Der Vollständigkeit halber der Punkt, den man beim Abklopfen zuerst findet: Die Registrierung am Synchronisierungs-Server antwortet unterschiedlich, je nachdem, ob zu einer E-Mail-Adresse schon ein Konto besteht. Das ist bekannt. Der Client muss es erfahren — sonst hielte jemand sein Konto für angelegt, während es das nicht ist, und in einer Anwendung, in der dein Schlüssel die einzige Kopie ist, wäre das der teurere Fehler. Über die Antwortzeit verrät sich nichts mehr, und die Registrierung ist auf drei Anfragen pro Stunde und IP begrenzt. Die Abwägung samt der Alternativen, die wir verworfen haben, steht offen im Quelltext (docs/decisions/0006-…). Anmelden ist ohnehin freiwillig: die App läuft vollständig ohne Konto.
Reine Scanner-Ausgaben ohne gezeigte Auswirkung (fehlende Header, Versionsnummern, „SPF/DMARC nicht optimal“) führen zu einer freundlichen, kurzen Antwort. Ein Geldbetrag wird nicht gezahlt — das Projekt hat kein Bug-Bounty-Budget, und das vorher zu sagen ist ehrlicher, als es hinterher zu erklären.

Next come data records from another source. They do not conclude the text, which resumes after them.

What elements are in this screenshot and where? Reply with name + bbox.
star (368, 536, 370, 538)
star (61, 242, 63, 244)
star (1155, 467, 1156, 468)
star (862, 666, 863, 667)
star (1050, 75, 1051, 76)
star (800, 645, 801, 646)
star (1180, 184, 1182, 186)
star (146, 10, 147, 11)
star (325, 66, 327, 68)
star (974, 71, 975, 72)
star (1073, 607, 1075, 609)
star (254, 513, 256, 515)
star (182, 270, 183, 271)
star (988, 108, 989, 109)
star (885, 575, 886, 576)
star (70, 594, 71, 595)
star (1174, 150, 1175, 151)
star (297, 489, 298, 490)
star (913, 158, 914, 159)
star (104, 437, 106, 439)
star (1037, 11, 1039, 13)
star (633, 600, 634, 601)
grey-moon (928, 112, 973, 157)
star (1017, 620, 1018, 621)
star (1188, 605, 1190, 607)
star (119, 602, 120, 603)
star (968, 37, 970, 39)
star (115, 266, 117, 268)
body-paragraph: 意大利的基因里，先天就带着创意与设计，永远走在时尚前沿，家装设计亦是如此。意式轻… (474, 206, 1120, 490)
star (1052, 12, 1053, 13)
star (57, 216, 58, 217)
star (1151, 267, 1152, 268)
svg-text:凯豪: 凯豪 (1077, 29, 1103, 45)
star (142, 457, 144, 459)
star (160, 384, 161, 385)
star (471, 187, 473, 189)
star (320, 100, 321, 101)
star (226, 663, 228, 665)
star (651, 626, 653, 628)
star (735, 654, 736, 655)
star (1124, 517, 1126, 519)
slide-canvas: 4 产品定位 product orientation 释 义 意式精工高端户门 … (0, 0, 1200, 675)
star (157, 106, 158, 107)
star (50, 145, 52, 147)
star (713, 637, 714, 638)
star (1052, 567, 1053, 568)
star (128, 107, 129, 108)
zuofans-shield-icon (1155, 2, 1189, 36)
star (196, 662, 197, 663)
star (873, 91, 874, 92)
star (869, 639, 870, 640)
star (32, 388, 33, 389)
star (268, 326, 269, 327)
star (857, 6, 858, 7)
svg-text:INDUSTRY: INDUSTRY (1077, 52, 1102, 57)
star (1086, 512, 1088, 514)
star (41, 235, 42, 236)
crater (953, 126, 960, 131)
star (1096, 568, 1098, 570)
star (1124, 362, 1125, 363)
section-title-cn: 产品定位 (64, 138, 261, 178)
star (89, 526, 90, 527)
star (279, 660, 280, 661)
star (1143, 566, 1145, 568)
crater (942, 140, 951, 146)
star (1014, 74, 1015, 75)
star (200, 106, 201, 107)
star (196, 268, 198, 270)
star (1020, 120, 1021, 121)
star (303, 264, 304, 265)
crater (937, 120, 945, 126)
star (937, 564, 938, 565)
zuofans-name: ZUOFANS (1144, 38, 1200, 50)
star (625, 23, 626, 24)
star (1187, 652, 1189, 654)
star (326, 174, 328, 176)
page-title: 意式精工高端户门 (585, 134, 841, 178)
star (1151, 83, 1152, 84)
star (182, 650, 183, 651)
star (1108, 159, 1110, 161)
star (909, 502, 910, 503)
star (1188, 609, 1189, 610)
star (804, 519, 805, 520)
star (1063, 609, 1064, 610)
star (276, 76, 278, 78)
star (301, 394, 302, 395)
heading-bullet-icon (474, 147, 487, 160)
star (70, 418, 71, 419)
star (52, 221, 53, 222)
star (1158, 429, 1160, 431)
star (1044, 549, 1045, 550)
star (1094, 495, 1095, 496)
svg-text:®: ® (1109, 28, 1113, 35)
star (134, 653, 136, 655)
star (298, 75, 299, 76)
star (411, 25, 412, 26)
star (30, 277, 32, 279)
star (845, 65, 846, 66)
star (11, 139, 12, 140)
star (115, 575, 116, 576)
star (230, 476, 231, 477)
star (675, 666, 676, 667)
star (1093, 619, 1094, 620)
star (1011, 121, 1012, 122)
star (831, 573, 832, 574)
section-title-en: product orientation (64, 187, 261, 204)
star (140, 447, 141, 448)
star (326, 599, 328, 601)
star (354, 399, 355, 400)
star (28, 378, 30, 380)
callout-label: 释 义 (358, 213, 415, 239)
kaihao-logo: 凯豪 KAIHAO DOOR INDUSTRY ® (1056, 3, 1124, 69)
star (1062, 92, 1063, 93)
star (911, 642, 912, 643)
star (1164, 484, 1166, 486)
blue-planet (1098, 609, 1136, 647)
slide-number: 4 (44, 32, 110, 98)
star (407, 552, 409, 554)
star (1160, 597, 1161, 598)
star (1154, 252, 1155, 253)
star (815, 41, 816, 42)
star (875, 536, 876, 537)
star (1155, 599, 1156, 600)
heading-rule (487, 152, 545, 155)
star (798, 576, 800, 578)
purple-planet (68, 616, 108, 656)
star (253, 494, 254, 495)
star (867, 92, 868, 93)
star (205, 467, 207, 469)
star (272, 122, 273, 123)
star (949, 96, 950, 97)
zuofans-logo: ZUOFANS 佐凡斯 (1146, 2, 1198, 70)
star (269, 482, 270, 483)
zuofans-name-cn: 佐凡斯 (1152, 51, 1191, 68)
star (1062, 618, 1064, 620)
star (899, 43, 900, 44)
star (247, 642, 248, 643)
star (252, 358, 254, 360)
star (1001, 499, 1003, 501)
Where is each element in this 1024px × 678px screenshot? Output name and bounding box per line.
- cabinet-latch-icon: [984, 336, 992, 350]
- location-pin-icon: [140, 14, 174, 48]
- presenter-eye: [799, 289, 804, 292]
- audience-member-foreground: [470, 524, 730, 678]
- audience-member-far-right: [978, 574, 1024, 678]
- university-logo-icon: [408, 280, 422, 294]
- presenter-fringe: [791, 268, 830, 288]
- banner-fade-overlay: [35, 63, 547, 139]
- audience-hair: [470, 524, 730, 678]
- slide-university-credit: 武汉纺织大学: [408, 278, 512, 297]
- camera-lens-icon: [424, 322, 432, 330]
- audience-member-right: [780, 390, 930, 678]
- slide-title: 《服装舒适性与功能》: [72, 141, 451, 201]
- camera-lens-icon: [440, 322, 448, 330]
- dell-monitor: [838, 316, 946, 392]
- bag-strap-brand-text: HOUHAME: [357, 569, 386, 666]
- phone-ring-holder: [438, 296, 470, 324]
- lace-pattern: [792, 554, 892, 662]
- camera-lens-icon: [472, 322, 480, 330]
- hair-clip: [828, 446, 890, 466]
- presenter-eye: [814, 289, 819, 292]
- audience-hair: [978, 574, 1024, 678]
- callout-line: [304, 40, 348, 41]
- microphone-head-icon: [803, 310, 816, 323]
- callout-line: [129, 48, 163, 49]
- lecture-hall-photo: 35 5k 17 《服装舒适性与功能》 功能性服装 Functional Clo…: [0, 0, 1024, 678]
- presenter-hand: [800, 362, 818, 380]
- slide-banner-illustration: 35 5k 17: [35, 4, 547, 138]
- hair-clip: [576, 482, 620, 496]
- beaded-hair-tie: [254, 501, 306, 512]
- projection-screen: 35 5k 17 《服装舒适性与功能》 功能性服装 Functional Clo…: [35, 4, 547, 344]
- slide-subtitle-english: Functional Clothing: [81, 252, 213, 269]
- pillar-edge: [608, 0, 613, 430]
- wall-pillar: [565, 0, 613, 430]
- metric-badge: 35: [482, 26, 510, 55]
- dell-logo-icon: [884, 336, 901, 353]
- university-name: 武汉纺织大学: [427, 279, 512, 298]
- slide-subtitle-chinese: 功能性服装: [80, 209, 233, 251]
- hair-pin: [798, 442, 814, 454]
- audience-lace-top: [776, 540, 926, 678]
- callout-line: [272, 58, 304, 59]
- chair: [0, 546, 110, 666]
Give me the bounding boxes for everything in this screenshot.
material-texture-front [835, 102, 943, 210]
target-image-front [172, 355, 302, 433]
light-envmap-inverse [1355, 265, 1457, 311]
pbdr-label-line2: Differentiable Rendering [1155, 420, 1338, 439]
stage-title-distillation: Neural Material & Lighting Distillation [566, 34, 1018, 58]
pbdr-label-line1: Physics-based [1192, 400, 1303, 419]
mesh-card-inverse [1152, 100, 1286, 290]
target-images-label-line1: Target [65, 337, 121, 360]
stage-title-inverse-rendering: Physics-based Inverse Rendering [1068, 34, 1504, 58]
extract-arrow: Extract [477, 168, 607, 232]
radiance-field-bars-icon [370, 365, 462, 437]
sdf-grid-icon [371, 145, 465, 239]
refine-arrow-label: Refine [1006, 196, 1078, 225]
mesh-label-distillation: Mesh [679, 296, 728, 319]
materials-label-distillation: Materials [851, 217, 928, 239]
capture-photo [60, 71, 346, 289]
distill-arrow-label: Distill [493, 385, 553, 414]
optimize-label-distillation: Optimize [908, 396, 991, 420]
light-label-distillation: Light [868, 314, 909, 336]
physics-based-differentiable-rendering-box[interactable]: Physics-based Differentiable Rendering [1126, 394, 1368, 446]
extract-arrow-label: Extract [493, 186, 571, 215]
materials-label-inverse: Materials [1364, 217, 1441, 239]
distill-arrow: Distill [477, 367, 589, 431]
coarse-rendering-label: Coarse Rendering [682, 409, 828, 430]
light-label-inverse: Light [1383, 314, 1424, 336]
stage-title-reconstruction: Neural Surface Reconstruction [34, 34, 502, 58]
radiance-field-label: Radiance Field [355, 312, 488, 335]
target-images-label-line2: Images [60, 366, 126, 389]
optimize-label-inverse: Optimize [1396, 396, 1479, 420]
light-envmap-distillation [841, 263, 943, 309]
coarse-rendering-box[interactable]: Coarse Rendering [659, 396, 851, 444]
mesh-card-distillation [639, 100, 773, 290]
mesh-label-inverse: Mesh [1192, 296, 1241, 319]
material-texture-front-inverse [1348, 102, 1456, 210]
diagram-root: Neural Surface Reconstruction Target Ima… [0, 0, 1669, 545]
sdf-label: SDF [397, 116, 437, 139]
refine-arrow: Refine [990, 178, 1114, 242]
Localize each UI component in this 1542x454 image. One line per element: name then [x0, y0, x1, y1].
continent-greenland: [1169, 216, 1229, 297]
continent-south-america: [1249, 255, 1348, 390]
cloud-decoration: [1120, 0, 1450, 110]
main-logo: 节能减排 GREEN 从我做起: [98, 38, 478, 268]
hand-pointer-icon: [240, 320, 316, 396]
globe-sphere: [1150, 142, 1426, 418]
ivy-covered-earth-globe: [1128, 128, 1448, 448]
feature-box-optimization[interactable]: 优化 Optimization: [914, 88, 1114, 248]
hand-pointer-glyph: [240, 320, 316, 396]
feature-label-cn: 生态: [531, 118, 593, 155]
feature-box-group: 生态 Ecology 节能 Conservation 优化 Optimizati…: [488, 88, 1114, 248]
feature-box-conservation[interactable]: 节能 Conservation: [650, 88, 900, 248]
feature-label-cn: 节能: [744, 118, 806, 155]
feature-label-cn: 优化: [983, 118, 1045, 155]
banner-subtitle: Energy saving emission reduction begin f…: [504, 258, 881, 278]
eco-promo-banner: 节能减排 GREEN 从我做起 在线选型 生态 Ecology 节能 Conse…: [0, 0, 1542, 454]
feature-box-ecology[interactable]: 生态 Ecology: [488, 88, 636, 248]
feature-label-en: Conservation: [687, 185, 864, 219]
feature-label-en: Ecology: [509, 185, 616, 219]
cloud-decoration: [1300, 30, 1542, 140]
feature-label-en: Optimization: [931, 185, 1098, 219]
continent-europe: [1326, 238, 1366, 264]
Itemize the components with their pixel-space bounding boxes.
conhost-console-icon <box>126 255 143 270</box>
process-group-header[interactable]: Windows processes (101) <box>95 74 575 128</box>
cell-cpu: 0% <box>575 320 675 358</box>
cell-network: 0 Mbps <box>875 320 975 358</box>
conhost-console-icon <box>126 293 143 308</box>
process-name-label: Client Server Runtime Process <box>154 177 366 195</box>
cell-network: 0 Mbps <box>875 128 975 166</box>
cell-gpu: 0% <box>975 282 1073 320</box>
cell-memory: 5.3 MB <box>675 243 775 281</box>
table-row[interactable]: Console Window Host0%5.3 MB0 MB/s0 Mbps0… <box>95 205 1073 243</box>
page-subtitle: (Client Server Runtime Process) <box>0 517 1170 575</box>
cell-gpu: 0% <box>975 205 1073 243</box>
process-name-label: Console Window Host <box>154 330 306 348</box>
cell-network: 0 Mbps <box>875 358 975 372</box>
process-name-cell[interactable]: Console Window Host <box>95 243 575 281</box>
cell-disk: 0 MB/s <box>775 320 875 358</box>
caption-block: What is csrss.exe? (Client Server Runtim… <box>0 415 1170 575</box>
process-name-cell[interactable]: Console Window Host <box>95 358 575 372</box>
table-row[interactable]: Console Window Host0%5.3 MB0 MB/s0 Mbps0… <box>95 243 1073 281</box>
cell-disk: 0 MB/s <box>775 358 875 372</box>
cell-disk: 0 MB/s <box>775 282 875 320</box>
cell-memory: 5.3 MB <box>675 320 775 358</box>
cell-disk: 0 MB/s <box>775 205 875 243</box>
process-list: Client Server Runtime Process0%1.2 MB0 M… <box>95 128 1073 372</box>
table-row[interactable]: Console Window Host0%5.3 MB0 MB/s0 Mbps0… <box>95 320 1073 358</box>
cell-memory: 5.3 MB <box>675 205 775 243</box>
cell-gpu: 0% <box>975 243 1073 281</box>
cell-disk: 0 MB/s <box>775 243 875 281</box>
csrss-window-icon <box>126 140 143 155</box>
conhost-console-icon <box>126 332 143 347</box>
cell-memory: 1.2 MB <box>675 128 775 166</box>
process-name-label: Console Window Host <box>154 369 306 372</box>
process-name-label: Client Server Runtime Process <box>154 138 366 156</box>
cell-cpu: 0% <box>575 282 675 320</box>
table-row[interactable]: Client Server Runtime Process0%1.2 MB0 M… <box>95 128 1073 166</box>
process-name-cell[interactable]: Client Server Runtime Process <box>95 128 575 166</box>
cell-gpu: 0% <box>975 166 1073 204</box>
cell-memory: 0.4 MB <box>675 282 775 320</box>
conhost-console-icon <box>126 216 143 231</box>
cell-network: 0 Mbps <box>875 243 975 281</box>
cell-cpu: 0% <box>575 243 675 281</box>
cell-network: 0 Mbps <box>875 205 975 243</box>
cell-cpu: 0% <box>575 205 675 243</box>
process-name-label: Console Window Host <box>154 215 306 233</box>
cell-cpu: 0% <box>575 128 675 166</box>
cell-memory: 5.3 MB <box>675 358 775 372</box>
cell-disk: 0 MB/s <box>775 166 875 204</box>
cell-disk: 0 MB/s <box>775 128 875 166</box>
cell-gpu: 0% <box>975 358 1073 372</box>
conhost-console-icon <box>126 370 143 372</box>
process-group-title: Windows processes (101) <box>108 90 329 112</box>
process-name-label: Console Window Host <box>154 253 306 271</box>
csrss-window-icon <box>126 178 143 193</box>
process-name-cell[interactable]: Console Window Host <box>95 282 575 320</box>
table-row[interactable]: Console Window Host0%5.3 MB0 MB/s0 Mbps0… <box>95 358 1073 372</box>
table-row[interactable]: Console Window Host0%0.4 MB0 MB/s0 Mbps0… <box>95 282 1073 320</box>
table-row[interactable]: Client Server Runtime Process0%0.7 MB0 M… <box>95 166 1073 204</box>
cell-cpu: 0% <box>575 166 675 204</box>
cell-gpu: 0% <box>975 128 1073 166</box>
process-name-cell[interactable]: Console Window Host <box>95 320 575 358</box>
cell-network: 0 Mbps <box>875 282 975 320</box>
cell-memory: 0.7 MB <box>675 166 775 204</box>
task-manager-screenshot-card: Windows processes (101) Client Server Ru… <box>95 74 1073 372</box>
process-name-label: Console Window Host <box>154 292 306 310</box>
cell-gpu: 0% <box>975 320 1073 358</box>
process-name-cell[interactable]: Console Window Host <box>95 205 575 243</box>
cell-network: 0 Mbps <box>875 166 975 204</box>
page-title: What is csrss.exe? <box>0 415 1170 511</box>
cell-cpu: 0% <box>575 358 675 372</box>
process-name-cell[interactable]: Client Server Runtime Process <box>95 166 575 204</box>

Was wir an Behörden weitergeben müssen
Ab dem 11. September 2026 verpflichtet Artikel 14 der EU-Verordnung 2024/2847 (Cyber Resilience Act) Hersteller dazu, eine aktiv ausgenutzte Schwachstelle innerhalb von 24 Stunden nach Kenntniserlangung an die ENISA und das zuständige nationale CSIRT zu melden — mit einer genaueren Meldung nach 72 Stunden und einem Abschlussbericht, sobald eine Gegenmassnahme verfügbar ist.
Das betrifft die Lücke, nicht dich: In diesen Meldungen steht, was betroffen ist und was dagegen getan wird. Deinen Namen geben wir dabei nicht weiter, ausser du willst es ausdrücklich.